Artificial Leaf Mimics Photosynthesis To Produce Energy

October 4, 2011 | 22:51
Artificial Leaf Mimics Photosynthesis To Produce Energy
Artificial Leaf Mimics Photosynthesis To Produce Energy
An artificial leaf developed at MIT mimics the first stage of photosynthesis. It utilizes sunlight to cause a chemical reaction which produces hydrogen.

The leaf consists of a thin sheet of silicon which is placed in a bucket of water. When sunlight hits the sheet it starts a process of electrolysis decomposing the water in oxygen en hydrogen. The gases can be captured and used to power a fuel cell.

Daniel Nocera Professor of Chemistry at the Massachusetts Institute of Technology is the lead researcher on the project. He sees a future in which people can use the technology to generate their own electricity on their rooftops. The leaf is made from cheap materials that are copiously available on earth in order to make the device affordable. All you need to generate your own hydrogen is a bucket of water.

At this point in time storing the highly explosive hydrogen still poses difficulties. But in combination with other technologies being developed right now –such as storing hydrogen in the fluid carbazole to nullify hydrogen’s volatile nature- the artificial leaf brings a clean powered future one step closer.

In 2008 Nocera and his team discovered that a material called cobalt phosphate works as a catalyst to release oxygen molecules (O2) from water when an electrical current is applied.
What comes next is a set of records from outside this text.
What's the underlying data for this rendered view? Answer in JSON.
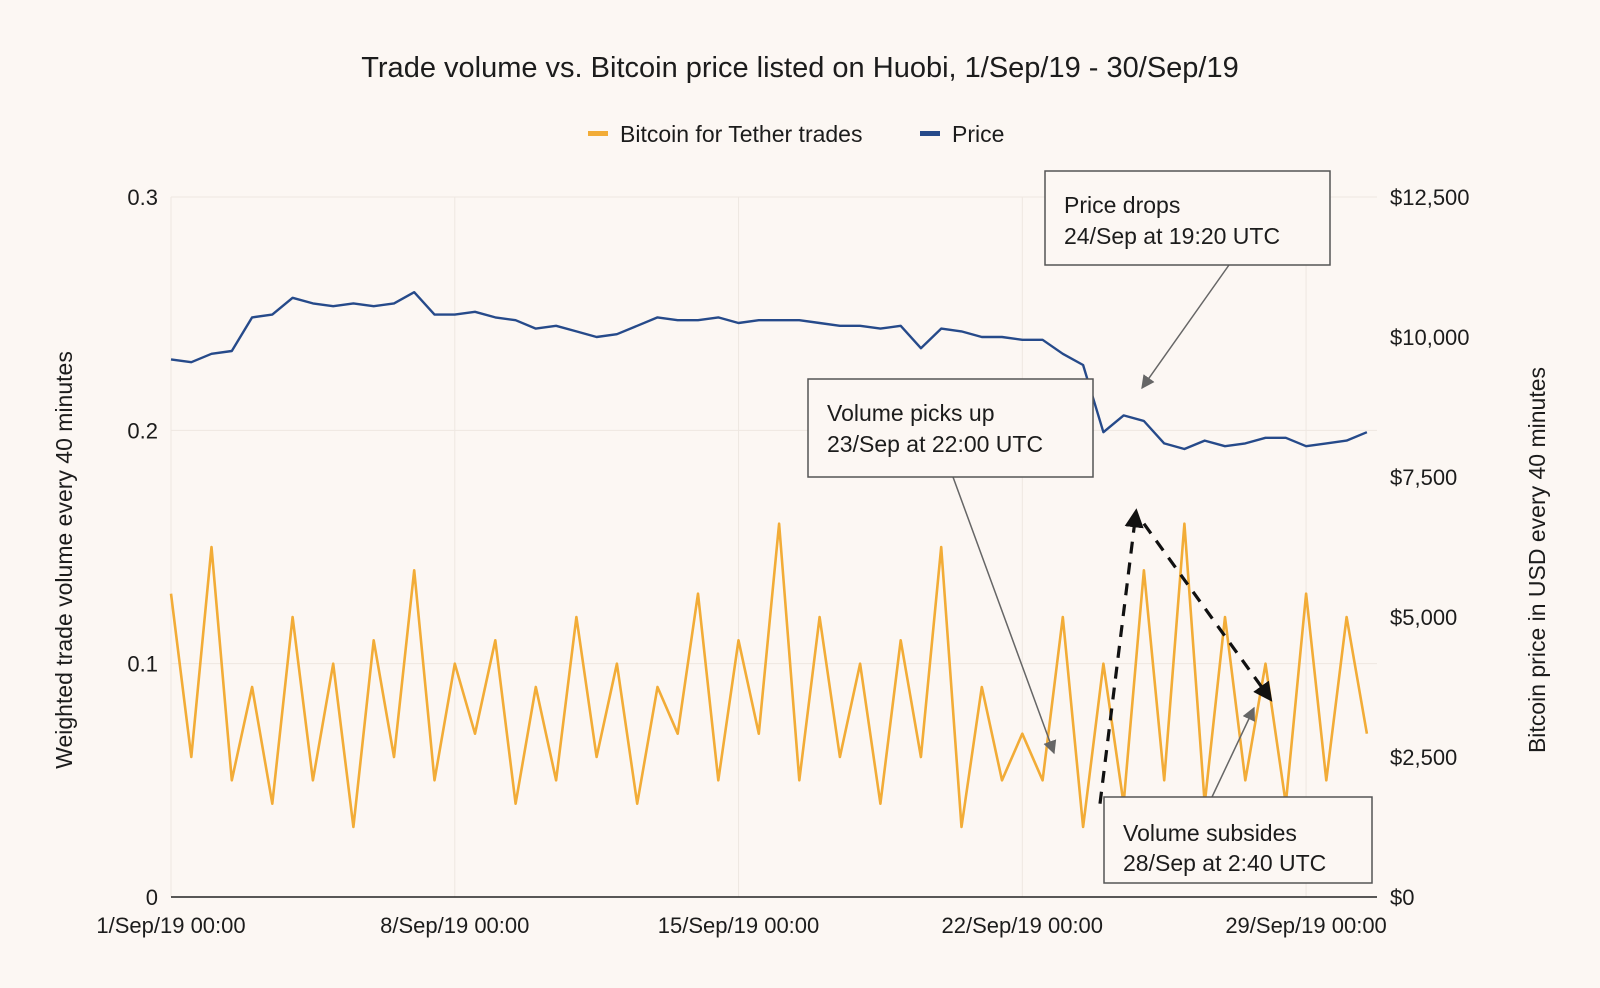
{
  "chart_data": {
    "type": "line",
    "title": "Trade volume vs. Bitcoin price listed on Huobi, 1/Sep/19 - 30/Sep/19",
    "legend": {
      "position": "top-center",
      "entries": [
        "Bitcoin for Tether trades",
        "Price"
      ]
    },
    "grid": true,
    "x_axis": {
      "type": "date",
      "range": [
        "2019-09-01 00:00",
        "2019-09-30 18:00"
      ],
      "ticks": [
        "1/Sep/19 00:00",
        "8/Sep/19 00:00",
        "15/Sep/19 00:00",
        "22/Sep/19 00:00",
        "29/Sep/19 00:00"
      ],
      "tick_dates": [
        "2019-09-01 00:00",
        "2019-09-08 00:00",
        "2019-09-15 00:00",
        "2019-09-22 00:00",
        "2019-09-29 00:00"
      ]
    },
    "y_axis_left": {
      "label": "Weighted trade volume every 40 minutes",
      "range": [
        0,
        0.3
      ],
      "ticks": [
        "0",
        "0.1",
        "0.2",
        "0.3"
      ],
      "tick_values": [
        0,
        0.1,
        0.2,
        0.3
      ]
    },
    "y_axis_right": {
      "label": "Bitcoin price in USD every 40 minutes",
      "range": [
        0,
        12500
      ],
      "ticks": [
        "$0",
        "$2,500",
        "$5,000",
        "$7,500",
        "$10,000",
        "$12,500"
      ],
      "tick_values": [
        0,
        2500,
        5000,
        7500,
        10000,
        12500
      ]
    },
    "series": [
      {
        "name": "Bitcoin for Tether trades",
        "axis": "left",
        "color": "#f2ac37",
        "x": [
          "2019-09-01 00:00",
          "2019-09-01 12:00",
          "2019-09-02 00:00",
          "2019-09-02 12:00",
          "2019-09-03 00:00",
          "2019-09-03 12:00",
          "2019-09-04 00:00",
          "2019-09-04 12:00",
          "2019-09-05 00:00",
          "2019-09-05 12:00",
          "2019-09-06 00:00",
          "2019-09-06 12:00",
          "2019-09-07 00:00",
          "2019-09-07 12:00",
          "2019-09-08 00:00",
          "2019-09-08 12:00",
          "2019-09-09 00:00",
          "2019-09-09 12:00",
          "2019-09-10 00:00",
          "2019-09-10 12:00",
          "2019-09-11 00:00",
          "2019-09-11 12:00",
          "2019-09-12 00:00",
          "2019-09-12 12:00",
          "2019-09-13 00:00",
          "2019-09-13 12:00",
          "2019-09-14 00:00",
          "2019-09-14 12:00",
          "2019-09-15 00:00",
          "2019-09-15 12:00",
          "2019-09-16 00:00",
          "2019-09-16 12:00",
          "2019-09-17 00:00",
          "2019-09-17 12:00",
          "2019-09-18 00:00",
          "2019-09-18 12:00",
          "2019-09-19 00:00",
          "2019-09-19 12:00",
          "2019-09-20 00:00",
          "2019-09-20 12:00",
          "2019-09-21 00:00",
          "2019-09-21 12:00",
          "2019-09-22 00:00",
          "2019-09-22 12:00",
          "2019-09-23 00:00",
          "2019-09-23 12:00",
          "2019-09-24 00:00",
          "2019-09-24 12:00",
          "2019-09-25 00:00",
          "2019-09-25 12:00",
          "2019-09-26 00:00",
          "2019-09-26 12:00",
          "2019-09-27 00:00",
          "2019-09-27 12:00",
          "2019-09-28 00:00",
          "2019-09-28 12:00",
          "2019-09-29 00:00",
          "2019-09-29 12:00",
          "2019-09-30 00:00",
          "2019-09-30 12:00"
        ],
        "values": [
          0.13,
          0.06,
          0.15,
          0.05,
          0.09,
          0.04,
          0.12,
          0.05,
          0.1,
          0.03,
          0.11,
          0.06,
          0.14,
          0.05,
          0.1,
          0.07,
          0.11,
          0.04,
          0.09,
          0.05,
          0.12,
          0.06,
          0.1,
          0.04,
          0.09,
          0.07,
          0.13,
          0.05,
          0.11,
          0.07,
          0.16,
          0.05,
          0.12,
          0.06,
          0.1,
          0.04,
          0.11,
          0.06,
          0.15,
          0.03,
          0.09,
          0.05,
          0.07,
          0.05,
          0.12,
          0.03,
          0.1,
          0.04,
          0.14,
          0.05,
          0.16,
          0.04,
          0.12,
          0.05,
          0.1,
          0.04,
          0.13,
          0.05,
          0.12,
          0.07
        ]
      },
      {
        "name": "Price",
        "axis": "right",
        "color": "#264a8a",
        "x": [
          "2019-09-01 00:00",
          "2019-09-01 12:00",
          "2019-09-02 00:00",
          "2019-09-02 12:00",
          "2019-09-03 00:00",
          "2019-09-03 12:00",
          "2019-09-04 00:00",
          "2019-09-04 12:00",
          "2019-09-05 00:00",
          "2019-09-05 12:00",
          "2019-09-06 00:00",
          "2019-09-06 12:00",
          "2019-09-07 00:00",
          "2019-09-07 12:00",
          "2019-09-08 00:00",
          "2019-09-08 12:00",
          "2019-09-09 00:00",
          "2019-09-09 12:00",
          "2019-09-10 00:00",
          "2019-09-10 12:00",
          "2019-09-11 00:00",
          "2019-09-11 12:00",
          "2019-09-12 00:00",
          "2019-09-12 12:00",
          "2019-09-13 00:00",
          "2019-09-13 12:00",
          "2019-09-14 00:00",
          "2019-09-14 12:00",
          "2019-09-15 00:00",
          "2019-09-15 12:00",
          "2019-09-16 00:00",
          "2019-09-16 12:00",
          "2019-09-17 00:00",
          "2019-09-17 12:00",
          "2019-09-18 00:00",
          "2019-09-18 12:00",
          "2019-09-19 00:00",
          "2019-09-19 12:00",
          "2019-09-20 00:00",
          "2019-09-20 12:00",
          "2019-09-21 00:00",
          "2019-09-21 12:00",
          "2019-09-22 00:00",
          "2019-09-22 12:00",
          "2019-09-23 00:00",
          "2019-09-23 12:00",
          "2019-09-24 00:00",
          "2019-09-24 12:00",
          "2019-09-25 00:00",
          "2019-09-25 12:00",
          "2019-09-26 00:00",
          "2019-09-26 12:00",
          "2019-09-27 00:00",
          "2019-09-27 12:00",
          "2019-09-28 00:00",
          "2019-09-28 12:00",
          "2019-09-29 00:00",
          "2019-09-29 12:00",
          "2019-09-30 00:00",
          "2019-09-30 12:00"
        ],
        "values": [
          9600,
          9550,
          9700,
          9750,
          10350,
          10400,
          10700,
          10600,
          10550,
          10600,
          10550,
          10600,
          10800,
          10400,
          10400,
          10450,
          10350,
          10300,
          10150,
          10200,
          10100,
          10000,
          10050,
          10200,
          10350,
          10300,
          10300,
          10350,
          10250,
          10300,
          10300,
          10300,
          10250,
          10200,
          10200,
          10150,
          10200,
          9800,
          10150,
          10100,
          10000,
          10000,
          9950,
          9950,
          9700,
          9500,
          8300,
          8600,
          8500,
          8100,
          8000,
          8150,
          8050,
          8100,
          8200,
          8200,
          8050,
          8100,
          8150,
          8300
        ]
      }
    ],
    "annotations": [
      {
        "lines": [
          "Price drops",
          "24/Sep at 19:20 UTC"
        ],
        "points_to": "2019-09-24 19:20",
        "series": "Price",
        "box": "upper-right"
      },
      {
        "lines": [
          "Volume picks up",
          "23/Sep at 22:00 UTC"
        ],
        "points_to": "2019-09-23 22:00",
        "series": "Bitcoin for Tether trades",
        "box": "middle"
      },
      {
        "lines": [
          "Volume subsides",
          "28/Sep at 2:40 UTC"
        ],
        "points_to": "2019-09-28 02:40",
        "series": "Bitcoin for Tether trades",
        "box": "lower-right"
      }
    ],
    "trend_arrows": [
      {
        "from": {
          "x": "2019-09-23 22:00",
          "y": 0.04
        },
        "to": {
          "x": "2019-09-24 19:20",
          "y": 0.165
        },
        "style": "dashed"
      },
      {
        "from": {
          "x": "2019-09-25 00:00",
          "y": 0.16
        },
        "to": {
          "x": "2019-09-28 02:40",
          "y": 0.085
        },
        "style": "dashed"
      }
    ]
  }
}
The silicon sheet acts as a photovoltaic cell: when sunlight strikes the cell part of the energy is absorbed causing an electric current. By attaching a layer of cobalt phosphate to one side of the silicon sheet, the researchers had developed a sun-powered device that oxidizes water.

But they hadn’t found a way to form hydrogen molecules (H2) yet. The hydrogen ions (H+) were loosed from their bonds to the water molecules (H20) but they weren’t forming hydrogen molecules. The team solved this by applying a layer of nickel-molybdenum-zinc alloy to the other side of the silicon sheet. This catalyst material causes the hydrogen ions to combine with electrons forming hydrogen molecules.

Currently the device converts 2.5% of the sun’s energy it captures into hydrogen. Nocera will continue his research to make the leaf both more energy efficient en less expensive.

The findings were published in the September issue of Science.